Regularly drilling and practicing quick starts, stopping, jumping and landing create life-long injury prevention habits at a young age, which carry through to any sport an athlete chooses as they mature, other than the aforementioned long distance running, where the training is, literally, long distance running.
I had the opportunity to observe on of Samarco’s sessions, held twice weekly at Green Field, which is also the home of Coronado High School and Coronado Middle School (CMS) softball. Samarco, who created his first youth program in 2015, is a stickler for proper form, and oversees and demonstrates each drill before the student athletes have their turn. It’s a bit dizzying to watch Samarco lead the kids through the course of cones, as he is especially quick on his feet. He breaks it down for the kids step by step, as getting each step right before moving on to the next is especially important.
The kids worked their way through a series of “cutting” drills—jump cuts, speed cuts, and spin cuts, plus quick stopping, starting and turning, and he doesn’t move on until each athlete has it down.
Weight distribution is key, and his primary focus is keeping the the legs and feet centered under the body, which sounds easy in theory, but requires considerable practice and drilling before it comes naturally. He reiterates that good habits begin at an early age, and once the kids learn and hone this valuable skill, they eventually utilize it naturally.
Though the kids work hard and take the drills seriously, it’s also a lot of fun for them, and they’re able to compete against each other in a fashion, running the drills in socially-distanced teams.
Seventh grader Grace Barbera said, “Sports Enhancement is so much fun!
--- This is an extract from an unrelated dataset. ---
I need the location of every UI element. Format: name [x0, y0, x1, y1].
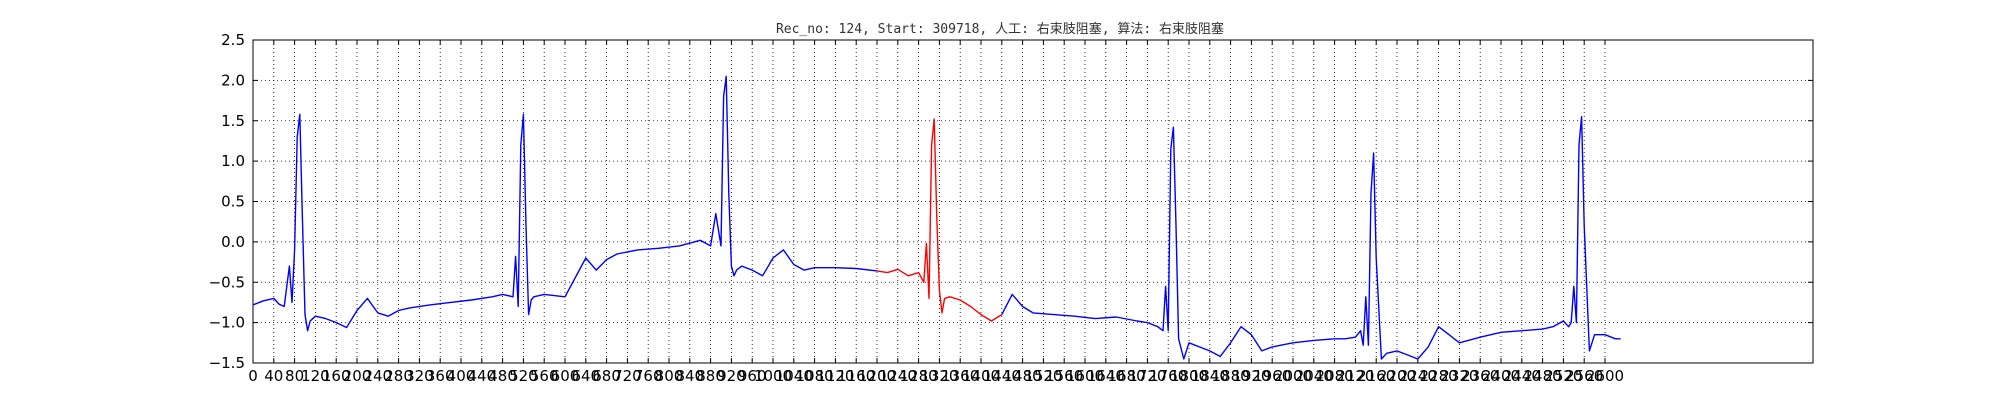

I really enjoy getting to work out with my friends. My coach always pushes me hard, and challenges us each day.”
CMS seventh grader Stanlely Guymon also offers a glowing review of the camp/class, saying, “It’s made me faster and improved my running skills. I can tell it’s helping me with my base running with CMS Fall Baseball team. Sports Enhancement has also helped with my confidence in sports. Coach Nick makes it fun but also challenges us to keep working hard and giving it our best effort with every drill.”
Samarco works with people of all ages outside of coaching, and has launched his own business, ARK Fitness, with the “ARK” translating to Always Ready Kinesthetics. He offers personal training, as well as fascial stretch therapy and injury recovery.